In response to health concerns raised by veterans and their families, in 2012 Congress passed the Honoring America’s Veterans and Caring for Camp Lejeune Families Act, also known as the Janey Ensminger Act. The act provides health benefits to veterans and family members and applies to 15 different health conditions, including certain cancers, renal toxicity, and neurobehavioral effects.
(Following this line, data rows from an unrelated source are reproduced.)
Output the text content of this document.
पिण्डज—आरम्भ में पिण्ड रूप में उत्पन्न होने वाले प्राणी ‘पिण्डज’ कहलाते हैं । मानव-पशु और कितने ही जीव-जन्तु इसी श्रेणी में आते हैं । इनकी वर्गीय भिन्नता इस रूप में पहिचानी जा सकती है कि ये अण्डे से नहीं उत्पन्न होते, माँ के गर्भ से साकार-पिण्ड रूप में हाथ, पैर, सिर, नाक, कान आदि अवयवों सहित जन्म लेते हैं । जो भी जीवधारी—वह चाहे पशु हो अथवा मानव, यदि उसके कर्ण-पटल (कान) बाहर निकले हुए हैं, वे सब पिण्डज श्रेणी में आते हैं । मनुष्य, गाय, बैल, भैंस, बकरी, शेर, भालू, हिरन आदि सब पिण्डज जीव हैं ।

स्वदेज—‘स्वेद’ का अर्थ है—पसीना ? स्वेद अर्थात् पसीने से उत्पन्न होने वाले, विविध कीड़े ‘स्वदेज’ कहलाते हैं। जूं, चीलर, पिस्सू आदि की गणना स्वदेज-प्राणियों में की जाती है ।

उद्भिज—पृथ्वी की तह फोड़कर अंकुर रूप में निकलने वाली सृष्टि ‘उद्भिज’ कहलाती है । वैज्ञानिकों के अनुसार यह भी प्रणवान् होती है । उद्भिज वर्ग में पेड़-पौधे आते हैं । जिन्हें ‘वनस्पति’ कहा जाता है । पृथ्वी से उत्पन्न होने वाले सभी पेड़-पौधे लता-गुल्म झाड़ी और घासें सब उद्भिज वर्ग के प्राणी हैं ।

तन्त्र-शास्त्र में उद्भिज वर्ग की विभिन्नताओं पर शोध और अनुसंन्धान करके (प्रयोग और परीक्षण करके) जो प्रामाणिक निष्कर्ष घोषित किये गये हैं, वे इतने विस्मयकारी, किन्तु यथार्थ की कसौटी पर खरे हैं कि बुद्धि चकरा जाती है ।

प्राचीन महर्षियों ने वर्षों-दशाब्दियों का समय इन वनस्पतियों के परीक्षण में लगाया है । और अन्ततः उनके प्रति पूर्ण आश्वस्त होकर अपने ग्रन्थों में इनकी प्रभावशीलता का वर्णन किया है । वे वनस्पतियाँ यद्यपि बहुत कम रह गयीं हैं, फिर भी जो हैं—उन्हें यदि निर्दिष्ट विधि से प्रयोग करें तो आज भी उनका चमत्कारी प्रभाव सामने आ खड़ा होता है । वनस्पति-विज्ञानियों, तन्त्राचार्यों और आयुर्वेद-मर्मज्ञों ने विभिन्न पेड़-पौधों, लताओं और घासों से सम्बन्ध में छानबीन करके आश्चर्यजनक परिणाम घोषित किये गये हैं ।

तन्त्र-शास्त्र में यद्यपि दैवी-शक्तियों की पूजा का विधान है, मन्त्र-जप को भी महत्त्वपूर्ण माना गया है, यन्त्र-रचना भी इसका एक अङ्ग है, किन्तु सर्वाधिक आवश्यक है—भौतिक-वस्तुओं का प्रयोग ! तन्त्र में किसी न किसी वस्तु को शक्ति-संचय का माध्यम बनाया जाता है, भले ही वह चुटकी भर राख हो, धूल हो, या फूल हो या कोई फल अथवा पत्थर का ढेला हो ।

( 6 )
Janey Ensminger, the daughter of a retired Marine sergeant, died of cancer at age 9.

The Institute of Medicine committee was convened to review the latest scientific literature to ensure that the clinical guidance for the covered conditions was scientifically sound. Members of the committee, which included Janulewicz, were also asked to fully describe the medical conditions that result from renal toxicity due to solvent exposures and to characterize the neurobehavioral effects as mandated for coverage in the law. Based on the literature review and in-depth discussions, the committee found that recent studies warrant the expansion of VA-covered conditions.

The SPH studies were conducted among Cape Cod, Massachusetts, residents exposed to PCE-contaminated drinking water in utero and during early childhood, and were funded by the Superfund Research Program at the National Institute of Environmental Health Sciences.

Collaborators included Roberta White, professor of environmental health; David Ozonoff, professor of environmental health; Thomas Webster, professor of environmental health; Veronica Vieira, former assistant professor of environmental health; Kelly Getz, former doctoral student of epidemiology; Lisa Gallagher, research assistant professor of epidemiology; Janice Weinberg, professor of biostatistics;  Michael Winter, associate director of the Data Coordinating Center; Brett Martin, statistical manager of the Data Coordinating Center; and Megan Romano, former research assistant.